Thoroughly vexed, he prepared to put in the rest of his morning, or at least as much of it as he could spare from swearing at Felipe's escapade, in fixing up pack-saddles, mending his tent, cleaning his beloved repeating rifle, and generally getting ready for the trip he so unwillingly postponed.
But his plans for the day were destined to be interfered with for the second time. The inquisitive face of Mr. Backus appeared suddenly in the open door.
"Mornin', Mr. Stephens," he began; "can I come in? So this is where you live when you're at home." He dragged a heavy saddle across the threshold and took a seat. "I told you I wouldn't be long before comin' up to take a squint at your white squaw."
"She's no squaw of mine, Mr. Backus," said Stephens with rising anger. "I think I told you so already. And if you want to see her you can't, for it so happens that she has just eloped." He turned his back on the storekeeper, kneeling down to arrange his pack-cinches with a preoccupied air.
"Oh," returned the other, "is that it? I didn't tumble to it that she was the one who had bolted." His eye wandered around Stephens's modest abode, taking in every detail, as he tried to gratify his curiosity concerning the prospector's domestic arrangements. It seemed to him an incredible thing that a man should settle down like this among the Indians and not provide himself with at least a temporary wife. But in these bachelor's quarters there was no sign of feminine occupation, temporary or permanent. The one novelty that puzzled him was the neatly built assaying furnace, which he at first took for a new sort of bread oven, until he detected the parcels of ore beside it and its true nature dawned upon him. But postponing the idea of asking questions about it for the present, he went babbling on: "And here I've been and loaned my horse to a chief to go chasing after her upon, and left myself afoot. Guess I'll have to try and borrow that mule of yourn to get back to San Remo on." Stephens's face at this suggestion became the picture of disgust. "Say, though," he went on, "I was forgetting. You're badly wanted down there. I come up partly just to tell you that. Don Nepomuceno is in a mighty awkward fix. What do you think that son of his, Andrés, has been up to? You'll never guess in a month of Sundays. He's bin and had a fuss with a Navajo up yonder in the mountains over a game of cards, and killed him, and half burned the body in the camp-fire to try and get rid of the thing. And the Navajos have got right up on their ear about it and there's a whole band of 'em now down at San Remo wanting old Sanchez to turn 'em over his whole sheep herd to pay for it. How's that for high, eh?"
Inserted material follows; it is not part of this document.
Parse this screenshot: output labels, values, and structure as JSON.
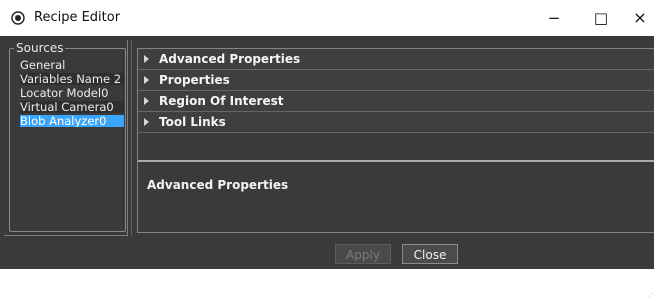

Stephens leaped to his feet. "Who told you this?" he cried.
"Why, Andrés himself," replied the storekeeper. "I've seen him. He's hidden away now in an inner room down at the house. The Indians are having a big pow-wow outside. Oh, they'd just murder him if they could get their hands on him once."
Without a word Stephens caught up his saddle and his Winchester and started for the door.
"Where are you off to so quick?" asked Backus, rising also.
"To get my mare," was the answer, "and go straight down there. And you'd best come along, too. You can have that mule."